You can also remove the motherboard by taking out a bunch more screws and carefully unplugging a bunch of headers and connectors, revealing the Raptor Lake die on the other side and the VRM layout. Underneath the motherboard you can now also see the waterblock that contacts both the CPU and GPU, and the much more boring-looking black tubing that is part of the actual watercooling loop. I didn't remove the GPU but it is an MXM module, something that is pretty rare these days, so while an upgrade is theoretically possible, I have no idea if you'd actually be able to find a standalone MXM card, and it's not the most straightforward process to get inside the Megamini G1.

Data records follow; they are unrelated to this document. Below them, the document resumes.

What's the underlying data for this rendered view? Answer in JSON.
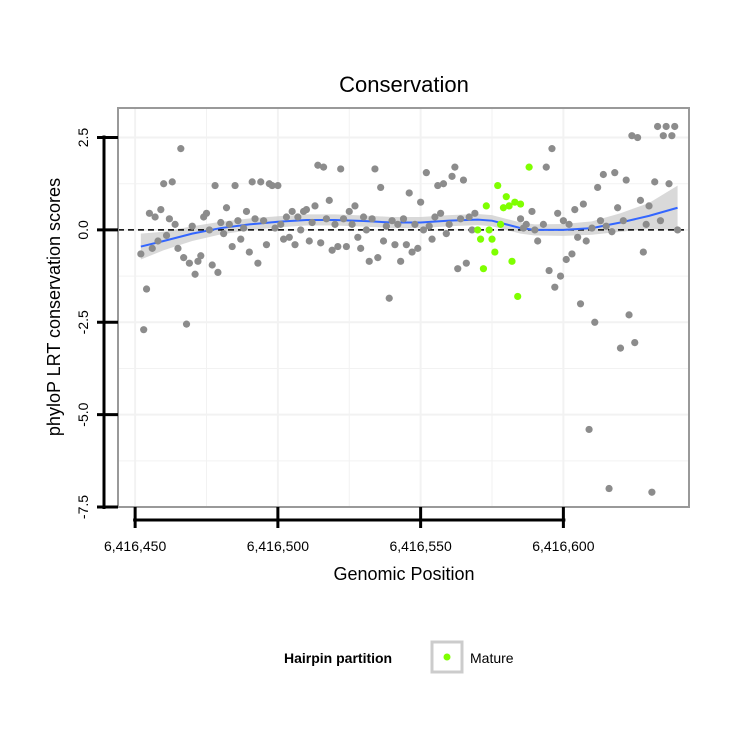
{
  "chart_data": {
    "type": "scatter",
    "title": "Conservation",
    "xlabel": "Genomic Position",
    "ylabel": "phyloP LRT conservation scores",
    "xlim": [
      6416444,
      6416644
    ],
    "ylim": [
      -7.5,
      3.3
    ],
    "x_ticks": [
      6416450,
      6416500,
      6416550,
      6416600
    ],
    "x_tick_labels": [
      "6,416,450",
      "6,416,500",
      "6,416,550",
      "6,416,600"
    ],
    "y_ticks": [
      2.5,
      0.0,
      -2.5,
      -5.0,
      -7.5
    ],
    "y_tick_labels": [
      "2.5",
      "0.0",
      "-2.5",
      "-5.0",
      "-7.5"
    ],
    "reference_line": {
      "y": 0,
      "style": "dashed"
    },
    "legend": {
      "title": "Hairpin partition",
      "entries": [
        {
          "label": "Mature",
          "color": "#7fff00"
        }
      ]
    },
    "colors": {
      "other": "#8c8c8c",
      "mature": "#7fff00",
      "smooth": "#3366ff",
      "band": "#cccccc",
      "panel_border": "#999999",
      "grid": "#f2f2f2"
    },
    "series": [
      {
        "name": "Other",
        "points": [
          [
            6416452,
            -0.65
          ],
          [
            6416453,
            -2.7
          ],
          [
            6416454,
            -1.6
          ],
          [
            6416455,
            0.45
          ],
          [
            6416456,
            -0.5
          ],
          [
            6416457,
            0.35
          ],
          [
            6416458,
            -0.3
          ],
          [
            6416459,
            0.55
          ],
          [
            6416460,
            1.25
          ],
          [
            6416461,
            -0.15
          ],
          [
            6416462,
            0.3
          ],
          [
            6416463,
            1.3
          ],
          [
            6416464,
            0.15
          ],
          [
            6416465,
            -0.5
          ],
          [
            6416466,
            2.2
          ],
          [
            6416467,
            -0.75
          ],
          [
            6416468,
            -2.55
          ],
          [
            6416469,
            -0.9
          ],
          [
            6416470,
            0.1
          ],
          [
            6416471,
            -1.2
          ],
          [
            6416472,
            -0.85
          ],
          [
            6416473,
            -0.7
          ],
          [
            6416474,
            0.35
          ],
          [
            6416475,
            0.45
          ],
          [
            6416476,
            0.0
          ],
          [
            6416477,
            -0.95
          ],
          [
            6416478,
            1.2
          ],
          [
            6416479,
            -1.15
          ],
          [
            6416480,
            0.2
          ],
          [
            6416481,
            -0.1
          ],
          [
            6416482,
            0.6
          ],
          [
            6416483,
            0.15
          ],
          [
            6416484,
            -0.45
          ],
          [
            6416485,
            1.2
          ],
          [
            6416486,
            0.25
          ],
          [
            6416487,
            -0.25
          ],
          [
            6416488,
            0.05
          ],
          [
            6416489,
            0.5
          ],
          [
            6416490,
            -0.6
          ],
          [
            6416491,
            1.3
          ],
          [
            6416492,
            0.3
          ],
          [
            6416493,
            -0.9
          ],
          [
            6416494,
            1.3
          ],
          [
            6416495,
            0.25
          ],
          [
            6416496,
            -0.4
          ],
          [
            6416497,
            1.25
          ],
          [
            6416498,
            1.2
          ],
          [
            6416499,
            0.05
          ],
          [
            6416500,
            1.2
          ],
          [
            6416501,
            0.15
          ],
          [
            6416502,
            -0.25
          ],
          [
            6416503,
            0.35
          ],
          [
            6416504,
            -0.2
          ],
          [
            6416505,
            0.5
          ],
          [
            6416506,
            -0.4
          ],
          [
            6416507,
            0.35
          ],
          [
            6416508,
            0.0
          ],
          [
            6416509,
            0.5
          ],
          [
            6416510,
            0.55
          ],
          [
            6416511,
            -0.3
          ],
          [
            6416512,
            0.2
          ],
          [
            6416513,
            0.65
          ],
          [
            6416514,
            1.75
          ],
          [
            6416515,
            -0.35
          ],
          [
            6416516,
            1.7
          ],
          [
            6416517,
            0.3
          ],
          [
            6416518,
            0.8
          ],
          [
            6416519,
            -0.55
          ],
          [
            6416520,
            0.15
          ],
          [
            6416521,
            -0.45
          ],
          [
            6416522,
            1.65
          ],
          [
            6416523,
            0.3
          ],
          [
            6416524,
            -0.45
          ],
          [
            6416525,
            0.5
          ],
          [
            6416526,
            0.15
          ],
          [
            6416527,
            0.65
          ],
          [
            6416528,
            -0.2
          ],
          [
            6416529,
            -0.5
          ],
          [
            6416530,
            0.35
          ],
          [
            6416531,
            0.0
          ],
          [
            6416532,
            -0.85
          ],
          [
            6416533,
            0.3
          ],
          [
            6416534,
            1.65
          ],
          [
            6416535,
            -0.75
          ],
          [
            6416536,
            1.15
          ],
          [
            6416537,
            -0.3
          ],
          [
            6416538,
            0.1
          ],
          [
            6416539,
            -1.85
          ],
          [
            6416540,
            0.25
          ],
          [
            6416541,
            -0.4
          ],
          [
            6416542,
            0.15
          ],
          [
            6416543,
            -0.85
          ],
          [
            6416544,
            0.3
          ],
          [
            6416545,
            -0.4
          ],
          [
            6416546,
            1.0
          ],
          [
            6416547,
            -0.6
          ],
          [
            6416548,
            0.15
          ],
          [
            6416549,
            -0.5
          ],
          [
            6416550,
            0.75
          ],
          [
            6416551,
            0.0
          ],
          [
            6416552,
            1.55
          ],
          [
            6416553,
            0.1
          ],
          [
            6416554,
            -0.25
          ],
          [
            6416555,
            0.35
          ],
          [
            6416556,
            1.2
          ],
          [
            6416557,
            0.45
          ],
          [
            6416558,
            1.25
          ],
          [
            6416559,
            -0.1
          ],
          [
            6416560,
            0.15
          ],
          [
            6416561,
            1.45
          ],
          [
            6416562,
            1.7
          ],
          [
            6416563,
            -1.05
          ],
          [
            6416564,
            0.3
          ],
          [
            6416565,
            1.35
          ],
          [
            6416566,
            -0.9
          ],
          [
            6416567,
            0.35
          ],
          [
            6416568,
            0.0
          ],
          [
            6416569,
            0.45
          ],
          [
            6416585,
            0.3
          ],
          [
            6416586,
            0.05
          ],
          [
            6416587,
            0.15
          ],
          [
            6416589,
            0.5
          ],
          [
            6416590,
            0.0
          ],
          [
            6416591,
            -0.3
          ],
          [
            6416593,
            0.15
          ],
          [
            6416594,
            1.7
          ],
          [
            6416595,
            -1.1
          ],
          [
            6416596,
            2.2
          ],
          [
            6416597,
            -1.55
          ],
          [
            6416598,
            0.45
          ],
          [
            6416599,
            -1.25
          ],
          [
            6416600,
            0.25
          ],
          [
            6416601,
            -0.8
          ],
          [
            6416602,
            0.15
          ],
          [
            6416603,
            -0.65
          ],
          [
            6416604,
            0.55
          ],
          [
            6416605,
            -0.2
          ],
          [
            6416606,
            -2.0
          ],
          [
            6416607,
            0.7
          ],
          [
            6416608,
            -0.3
          ],
          [
            6416609,
            -5.4
          ],
          [
            6416610,
            0.05
          ],
          [
            6416611,
            -2.5
          ],
          [
            6416612,
            1.15
          ],
          [
            6416613,
            0.25
          ],
          [
            6416614,
            1.5
          ],
          [
            6416615,
            0.1
          ],
          [
            6416616,
            -7.0
          ],
          [
            6416617,
            -0.05
          ],
          [
            6416618,
            1.55
          ],
          [
            6416619,
            0.6
          ],
          [
            6416620,
            -3.2
          ],
          [
            6416621,
            0.25
          ],
          [
            6416622,
            1.35
          ],
          [
            6416623,
            -2.3
          ],
          [
            6416624,
            2.55
          ],
          [
            6416625,
            -3.05
          ],
          [
            6416626,
            2.5
          ],
          [
            6416627,
            0.8
          ],
          [
            6416628,
            -0.6
          ],
          [
            6416629,
            0.15
          ],
          [
            6416630,
            0.65
          ],
          [
            6416631,
            -7.1
          ],
          [
            6416632,
            1.3
          ],
          [
            6416633,
            2.8
          ],
          [
            6416634,
            0.25
          ],
          [
            6416635,
            2.55
          ],
          [
            6416636,
            2.8
          ],
          [
            6416637,
            1.25
          ],
          [
            6416638,
            2.55
          ],
          [
            6416639,
            2.8
          ],
          [
            6416640,
            0.0
          ]
        ]
      },
      {
        "name": "Mature",
        "points": [
          [
            6416570,
            0.0
          ],
          [
            6416571,
            -0.25
          ],
          [
            6416572,
            -1.05
          ],
          [
            6416573,
            0.65
          ],
          [
            6416574,
            0.0
          ],
          [
            6416575,
            -0.25
          ],
          [
            6416576,
            -0.6
          ],
          [
            6416577,
            1.2
          ],
          [
            6416578,
            0.15
          ],
          [
            6416579,
            0.6
          ],
          [
            6416580,
            0.9
          ],
          [
            6416581,
            0.65
          ],
          [
            6416582,
            -0.85
          ],
          [
            6416583,
            0.75
          ],
          [
            6416584,
            -1.8
          ],
          [
            6416585,
            0.7
          ],
          [
            6416588,
            1.7
          ]
        ]
      }
    ],
    "smooth": {
      "x": [
        6416452,
        6416460,
        6416470,
        6416480,
        6416490,
        6416500,
        6416510,
        6416520,
        6416530,
        6416540,
        6416550,
        6416560,
        6416570,
        6416575,
        6416580,
        6416585,
        6416590,
        6416600,
        6416610,
        6416620,
        6416630,
        6416640
      ],
      "y": [
        -0.45,
        -0.3,
        -0.1,
        0.05,
        0.15,
        0.22,
        0.27,
        0.27,
        0.24,
        0.2,
        0.2,
        0.25,
        0.28,
        0.25,
        0.15,
        0.05,
        0.0,
        0.0,
        0.05,
        0.2,
        0.38,
        0.6
      ],
      "band": [
        0.35,
        0.25,
        0.2,
        0.17,
        0.16,
        0.15,
        0.15,
        0.15,
        0.15,
        0.15,
        0.15,
        0.15,
        0.15,
        0.15,
        0.15,
        0.15,
        0.15,
        0.16,
        0.18,
        0.25,
        0.35,
        0.6
      ]
    }
  }
}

Confirm the core spec of the machine, the Megamini G1 is using an Intel Core i9-13900H Raptor Lake CPU, and obviously that is a mobile part with six P-cores and eight E-cores. It's also now a last-gen SKU, I did ask Geekom why they opted for an older CPU and they told me it basically came down to what was available when they started the project, though there was a suggestion a 14th Gen model may be coming, but for now this it it. Memory is provided by 2x 16GB DDR5-5200 modules, CL42. The GPU is an RTX 4060, running at stock clocks (2460MHz boost.)